London Daily Telegraph: Hot Air and Dogma

Copyright 1998 THE DAILY TELEGRAPH (London)
Editorial: "Hot Air and Dogma"
August 13, 1998

About 130,000 years ago, hippos bathed in the tropical eddies of the Thames. In the 13th century, the climate was warm enough to support extensive vineyards in the north of England. So we should be wary of assertions by Vice President Al Gore that July was the hottest month since records began, and even warier of his claims that greenhouse gas emissions are leading to a catastrophic change in our environment. While it may be good Calvinism to blame everything from the scorching heat in Texas to the Yangtse River floods on the excesses of mankind, it is not rooted in good science. If there is any consensus among climate experts, it is that net global warming occurs through the effect of milder winters in the cold regions of the far north and far south. The frost in Siberia is less severe, but the temperature in Texas is not affected. As Mr. Gore must surely have been told by the National Oceanic and Atmospheric Administration, this year's heat wave in the world's mid-latitudes has nothing to do with the putative greenhouse effect. It is almost certainly caused by El Nino, a cyclical phenomenon that revisits the world every 15 years or so.
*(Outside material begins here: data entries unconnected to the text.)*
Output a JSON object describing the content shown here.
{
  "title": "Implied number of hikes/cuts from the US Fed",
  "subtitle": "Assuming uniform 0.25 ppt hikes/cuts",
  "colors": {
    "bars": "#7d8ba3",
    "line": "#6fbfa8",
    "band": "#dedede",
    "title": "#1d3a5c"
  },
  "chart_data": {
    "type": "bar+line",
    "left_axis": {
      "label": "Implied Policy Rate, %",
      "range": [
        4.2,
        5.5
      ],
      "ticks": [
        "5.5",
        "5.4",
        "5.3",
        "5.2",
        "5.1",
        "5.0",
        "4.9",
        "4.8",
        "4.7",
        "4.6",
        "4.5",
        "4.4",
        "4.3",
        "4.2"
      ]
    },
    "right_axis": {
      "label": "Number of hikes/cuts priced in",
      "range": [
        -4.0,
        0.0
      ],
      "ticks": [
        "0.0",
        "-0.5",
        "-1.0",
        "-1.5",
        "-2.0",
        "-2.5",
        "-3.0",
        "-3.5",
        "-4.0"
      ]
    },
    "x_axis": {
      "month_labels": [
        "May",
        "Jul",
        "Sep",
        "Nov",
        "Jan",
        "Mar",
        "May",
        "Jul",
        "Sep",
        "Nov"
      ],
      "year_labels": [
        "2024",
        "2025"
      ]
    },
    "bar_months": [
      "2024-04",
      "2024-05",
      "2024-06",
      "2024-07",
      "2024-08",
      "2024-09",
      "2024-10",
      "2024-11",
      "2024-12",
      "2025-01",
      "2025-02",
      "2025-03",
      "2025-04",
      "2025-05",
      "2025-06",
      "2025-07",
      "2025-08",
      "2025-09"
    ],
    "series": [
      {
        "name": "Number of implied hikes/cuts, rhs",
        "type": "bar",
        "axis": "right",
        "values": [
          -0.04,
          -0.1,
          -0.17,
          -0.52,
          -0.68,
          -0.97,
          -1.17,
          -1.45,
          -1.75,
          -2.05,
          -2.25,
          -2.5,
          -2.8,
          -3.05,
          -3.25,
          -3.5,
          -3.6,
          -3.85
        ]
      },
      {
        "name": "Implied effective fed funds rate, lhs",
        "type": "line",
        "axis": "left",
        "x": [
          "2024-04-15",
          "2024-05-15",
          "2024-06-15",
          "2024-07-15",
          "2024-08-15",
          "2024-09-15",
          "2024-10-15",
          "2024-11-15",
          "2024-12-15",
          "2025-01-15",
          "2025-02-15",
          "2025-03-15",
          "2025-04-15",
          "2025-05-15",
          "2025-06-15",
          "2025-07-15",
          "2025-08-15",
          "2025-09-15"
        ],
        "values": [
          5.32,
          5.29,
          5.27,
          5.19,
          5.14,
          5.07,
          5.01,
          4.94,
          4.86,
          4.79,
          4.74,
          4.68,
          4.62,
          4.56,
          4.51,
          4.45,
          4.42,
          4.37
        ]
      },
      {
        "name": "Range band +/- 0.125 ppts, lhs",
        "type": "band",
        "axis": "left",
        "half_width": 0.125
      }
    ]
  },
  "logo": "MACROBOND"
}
We know that the global climate is warmed and cooled over time by natural changes in the brightness of the sun. Beyond that, we can only speculate. Scientists do not possess computer models sophisticated enough to determine exactly what car exhausts and factories are doing to the climate. All that science can say is that the world's average temperature has risen by somewhere between 0.3 and 0.6 degrees centigrade over the last century. Two-thirds of this warming occurred before 1940, yet most of the increase in pollution has taken place after that date. The more we learn the harder it is to posit a direct relationship between greenhouse gas emissions and rising temperatures.

We should be thankful, perhaps, that Mr. Gore has confined himself to rhetorical extravaance while in office, rather than using executive power to force the cause of green revolution outlined in his book, Earth in the Balance. As Vice-President, he has found himslef having to explain to the rest of the world why the United States is balking at ratification of the Kyoto climate agreement. He, of course, sees it as a major embarrassment, and blames the Republicans in Congress. We would prefer to see this obduracy as a triumph of good sense and intellectual rigour. Americans refuse to take premature action on emissions because in the United States, at least, there is a serious debate going on about the science of global warming. In Europe, dogma prevails.